Pi: A Coding Agent That Gets Out Of The Way

There are many AI coding tools now. Some live in your editor. Some want to be your editor. Some want to be an entire product management workflow with a chat box attached.

Pi takes a different approach: it's a coding agent for the terminal that tries very hard to stay small, scriptable and adaptable.

And I like that a lot.

What Is Pi?

Pi is a terminal-based coding agent. In practical terms, that means you start it in a project folder, talk to it, and it can inspect files, edit code, run commands and help you move through a task.

So yes, it's in the same broad category as tools like Claude Code, Codex-style terminal agents and the various agent modes that are now appearing everywhere.

But Pi's core idea is a bit different. It doesn't try to ship every possible workflow as a built-in feature. Instead, the default setup is intentionally minimal, and the interesting part is that you can shape it around your own workflow with skills, extensions, prompt templates, themes and packages.

To be clear: That doesn't make it magically better for everyone. If you want a tool that makes every workflow decision for you, Pi may feel a bit too bare-bones at first.

But if you like tools that get out of the way and can be adapted, Pi is pretty great.

How It Works

At its heart, Pi connects a capable language model with a small set of tools. The model can read files, write files, edit existing files and run shell commands. Depending on configuration, it can also use additional built-in or extension-provided tools.

You can run it interactively in the terminal, use it in print or JSON mode for scripts, or even embed it via its SDK or RPC mode. That makes it useful both as a daily coding assistant and as a building block for more custom automation.

Sessions are stored and can be resumed, branched or compacted. Project instructions can be loaded from context files like AGENTS.md. Skills can provide task-specific instructions. Extensions can add custom tools, commands, UI elements or safety checks.

In other words: Pi is not just "chat, but in a terminal". It's more like a small agent harness that lets an LLM operate on a real codebase, while still leaving the workflow design in your hands.

Why I Think It's Great

The part I appreciate most is the philosophy.

Pi does not force a specific agent workflow on you. It doesn't need built-in sub-agents, a mandatory plan mode, a built-in todo system or permission popups everywhere. If you want those things, you can add them with extensions or install a package that provides them.

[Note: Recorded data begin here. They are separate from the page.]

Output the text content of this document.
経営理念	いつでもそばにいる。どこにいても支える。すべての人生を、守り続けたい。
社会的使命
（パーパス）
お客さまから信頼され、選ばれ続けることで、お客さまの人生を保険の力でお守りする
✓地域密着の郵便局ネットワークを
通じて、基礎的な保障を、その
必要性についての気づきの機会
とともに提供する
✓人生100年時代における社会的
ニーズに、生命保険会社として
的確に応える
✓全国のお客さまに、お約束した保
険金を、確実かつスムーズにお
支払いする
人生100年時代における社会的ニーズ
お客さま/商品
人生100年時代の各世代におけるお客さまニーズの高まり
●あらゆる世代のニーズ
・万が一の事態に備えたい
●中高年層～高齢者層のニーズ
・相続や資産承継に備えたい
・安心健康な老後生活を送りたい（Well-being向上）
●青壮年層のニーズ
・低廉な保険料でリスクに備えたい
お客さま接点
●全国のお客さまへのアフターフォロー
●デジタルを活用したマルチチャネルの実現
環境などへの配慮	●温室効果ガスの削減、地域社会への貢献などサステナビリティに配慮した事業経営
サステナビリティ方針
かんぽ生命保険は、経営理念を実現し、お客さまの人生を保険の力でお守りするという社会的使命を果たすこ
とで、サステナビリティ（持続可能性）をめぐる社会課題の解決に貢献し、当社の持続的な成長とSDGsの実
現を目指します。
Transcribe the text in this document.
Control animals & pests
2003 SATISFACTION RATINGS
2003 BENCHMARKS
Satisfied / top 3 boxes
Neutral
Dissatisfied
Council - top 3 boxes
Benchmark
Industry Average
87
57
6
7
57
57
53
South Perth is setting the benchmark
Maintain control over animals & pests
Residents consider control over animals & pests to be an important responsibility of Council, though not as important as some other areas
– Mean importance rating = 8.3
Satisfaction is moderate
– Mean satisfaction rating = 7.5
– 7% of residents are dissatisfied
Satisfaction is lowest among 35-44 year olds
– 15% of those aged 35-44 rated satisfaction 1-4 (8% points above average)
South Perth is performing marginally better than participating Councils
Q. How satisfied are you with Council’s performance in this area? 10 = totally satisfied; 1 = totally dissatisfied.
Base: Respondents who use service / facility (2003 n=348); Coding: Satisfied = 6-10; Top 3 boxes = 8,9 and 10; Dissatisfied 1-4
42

That sounds less exciting than a long feature list, but I think it's the better default for a developer tool.

Because developers are annoyingly different. Some want aggressive automation. Some want a read-only reviewer. Some want a custom deployment tool. Some want SSH integration, browser automation, screenshots, structured planning, or none of that.

Pi's answer is basically: build or install the workflow you want.

Of course, that also means you should be careful. Extensions and packages can run code with your system permissions, and an agent that can edit files and run commands deserves the same skepticism as any other powerful automation tool.

But that's true for this entire category of tools. The difference is that Pi makes the shape of the tool feel more explicit and more hackable.

Where It Fits

Personally, I don't see Pi as a replacement for knowing how to code. No coding agent is.

Instead, I see it as a very useful layer between me, the model and my project. I can ask for a focused change, let it inspect the actual codebase, review the diff, steer it, and keep the important decisions with me.

That's the AI-assisted development sweet spot for me: not blindly vibe coding an entire app, but also not pretending that LLMs aren't useful.

In the end, Pi is great because it's powerful without being overly opinionated. It's a minimal terminal coding agent that can grow into the tool you want it to be.

And for developer tooling, that's a pretty compelling pitch.